WAS V7.0 Cluster Bus Member Wizard




There's a really neat consumability improvement in WAS V7.0 in the shape of the new console wizard that guides you through configuration of a cluster bus member. The new wizard is invoked when you click "Add" to create the bus member for a cluster.

If you've ever added an appserver cluster to a bus, then you'll probably agree that anything other than a simple "HA" setup was pretty hard to configure - if you wanted to create multiple messaging engines to operate in parallel within the cluster then it's likely that you needed to create your own core group policies, and configure their match criteria and properties. If you made a mistake along the way you probably only found out later because the engine wasn't running on the server you expected, or wasn't failing back to a preferred server after recovery. The reason was often that the match criteria contained a typo and the engine was not bound to the policy you intended.

The new cluster bus member wizard in V7.0 spares you from having to worry about any of that, by providing a pattern-based approach to creation of the cluster bus member. On launching the wizard, you can select one of a small number of patterns and the wizard then sets up the messaging engines and core group policies with settings that corresponding to the pattern. The patterns cover the popular uses; you can select "high availability" if you want a single engine that can failover, or you can select "scalability" if you want multiple engines. There's also a pattern that provides both of the above.

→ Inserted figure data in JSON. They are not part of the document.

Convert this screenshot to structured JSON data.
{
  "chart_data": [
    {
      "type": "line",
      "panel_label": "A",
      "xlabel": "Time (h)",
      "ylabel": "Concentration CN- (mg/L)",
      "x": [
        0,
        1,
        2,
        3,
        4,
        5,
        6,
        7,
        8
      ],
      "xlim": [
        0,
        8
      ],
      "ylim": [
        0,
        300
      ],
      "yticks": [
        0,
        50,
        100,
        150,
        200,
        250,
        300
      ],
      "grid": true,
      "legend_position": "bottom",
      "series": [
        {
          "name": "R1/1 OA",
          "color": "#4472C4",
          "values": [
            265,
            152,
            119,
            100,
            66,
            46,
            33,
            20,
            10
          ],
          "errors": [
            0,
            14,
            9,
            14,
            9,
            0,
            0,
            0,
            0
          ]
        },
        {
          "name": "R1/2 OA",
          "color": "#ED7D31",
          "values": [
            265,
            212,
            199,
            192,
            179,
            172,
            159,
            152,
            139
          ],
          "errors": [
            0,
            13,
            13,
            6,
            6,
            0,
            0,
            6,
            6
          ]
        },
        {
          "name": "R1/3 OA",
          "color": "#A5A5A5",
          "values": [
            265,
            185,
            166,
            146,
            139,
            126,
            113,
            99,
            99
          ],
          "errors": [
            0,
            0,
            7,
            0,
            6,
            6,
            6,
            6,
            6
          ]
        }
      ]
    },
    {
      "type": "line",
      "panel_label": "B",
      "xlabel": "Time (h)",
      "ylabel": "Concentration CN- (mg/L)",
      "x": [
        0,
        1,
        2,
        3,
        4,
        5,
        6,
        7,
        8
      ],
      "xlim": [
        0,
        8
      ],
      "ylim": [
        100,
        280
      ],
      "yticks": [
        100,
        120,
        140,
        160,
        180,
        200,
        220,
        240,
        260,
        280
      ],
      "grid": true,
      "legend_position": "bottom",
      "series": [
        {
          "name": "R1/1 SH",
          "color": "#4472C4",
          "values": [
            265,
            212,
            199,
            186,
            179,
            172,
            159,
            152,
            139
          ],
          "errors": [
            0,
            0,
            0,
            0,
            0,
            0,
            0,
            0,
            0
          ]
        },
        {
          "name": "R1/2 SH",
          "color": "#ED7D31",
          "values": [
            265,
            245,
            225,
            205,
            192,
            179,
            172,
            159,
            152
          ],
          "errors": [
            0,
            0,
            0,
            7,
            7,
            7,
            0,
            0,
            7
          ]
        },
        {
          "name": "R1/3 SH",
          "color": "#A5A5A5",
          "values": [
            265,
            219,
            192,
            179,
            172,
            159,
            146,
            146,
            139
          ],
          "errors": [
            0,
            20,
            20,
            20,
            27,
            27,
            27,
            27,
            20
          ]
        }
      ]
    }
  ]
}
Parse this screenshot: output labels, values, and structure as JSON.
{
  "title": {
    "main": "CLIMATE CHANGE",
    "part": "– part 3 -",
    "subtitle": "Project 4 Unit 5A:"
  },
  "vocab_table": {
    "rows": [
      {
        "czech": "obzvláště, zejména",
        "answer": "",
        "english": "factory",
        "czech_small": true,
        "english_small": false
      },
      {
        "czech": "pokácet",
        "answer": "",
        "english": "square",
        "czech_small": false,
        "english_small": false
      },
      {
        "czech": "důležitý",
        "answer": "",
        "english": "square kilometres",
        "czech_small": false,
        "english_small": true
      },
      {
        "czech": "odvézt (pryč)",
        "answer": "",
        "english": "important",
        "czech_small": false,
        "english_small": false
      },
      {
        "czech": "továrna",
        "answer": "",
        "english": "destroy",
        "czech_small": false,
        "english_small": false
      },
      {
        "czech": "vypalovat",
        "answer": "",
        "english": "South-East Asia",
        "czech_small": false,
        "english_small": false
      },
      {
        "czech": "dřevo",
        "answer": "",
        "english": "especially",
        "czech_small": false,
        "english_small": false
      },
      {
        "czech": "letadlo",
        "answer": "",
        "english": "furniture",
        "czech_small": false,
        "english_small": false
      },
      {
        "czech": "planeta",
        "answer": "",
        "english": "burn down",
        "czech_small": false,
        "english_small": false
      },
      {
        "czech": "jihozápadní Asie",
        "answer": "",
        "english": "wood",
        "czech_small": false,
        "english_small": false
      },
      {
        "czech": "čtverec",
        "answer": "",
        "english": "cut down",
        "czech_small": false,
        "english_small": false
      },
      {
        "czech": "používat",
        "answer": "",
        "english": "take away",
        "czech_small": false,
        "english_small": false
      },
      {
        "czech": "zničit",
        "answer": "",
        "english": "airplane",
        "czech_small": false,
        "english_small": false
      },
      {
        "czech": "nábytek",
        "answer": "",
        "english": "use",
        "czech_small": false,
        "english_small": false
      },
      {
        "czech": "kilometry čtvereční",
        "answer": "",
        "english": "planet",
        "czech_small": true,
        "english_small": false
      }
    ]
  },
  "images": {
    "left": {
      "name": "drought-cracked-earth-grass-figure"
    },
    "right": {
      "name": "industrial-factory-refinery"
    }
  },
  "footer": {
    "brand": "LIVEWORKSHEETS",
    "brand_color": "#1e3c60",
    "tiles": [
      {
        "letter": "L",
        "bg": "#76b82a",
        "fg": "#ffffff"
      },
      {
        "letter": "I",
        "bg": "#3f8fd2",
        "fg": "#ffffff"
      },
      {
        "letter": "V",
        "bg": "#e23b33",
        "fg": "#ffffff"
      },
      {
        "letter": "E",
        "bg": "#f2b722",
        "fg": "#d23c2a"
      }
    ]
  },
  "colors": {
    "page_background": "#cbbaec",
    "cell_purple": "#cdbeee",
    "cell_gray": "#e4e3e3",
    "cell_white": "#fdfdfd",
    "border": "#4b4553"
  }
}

The new console wizard makes life really easy by saving you from having to enter the core group policies by hand. It also provides feedback on your curent configuration and provides hints about how to improve it. For example it'll spot that you might have asked for a highly available bus member, but your whole cluster is running on one node. You can do that if you want, but the node is a single-point-of-failure and the wizard will detect it and politely suggest that might want to remove the SPOF.

If your browser supports SVG you even get a visual representation of the cluster showing the nodes and servers and the messaging engines.

The visual aspects of the wizard and the amount of work it saves you make it a pretty useful addition to the console.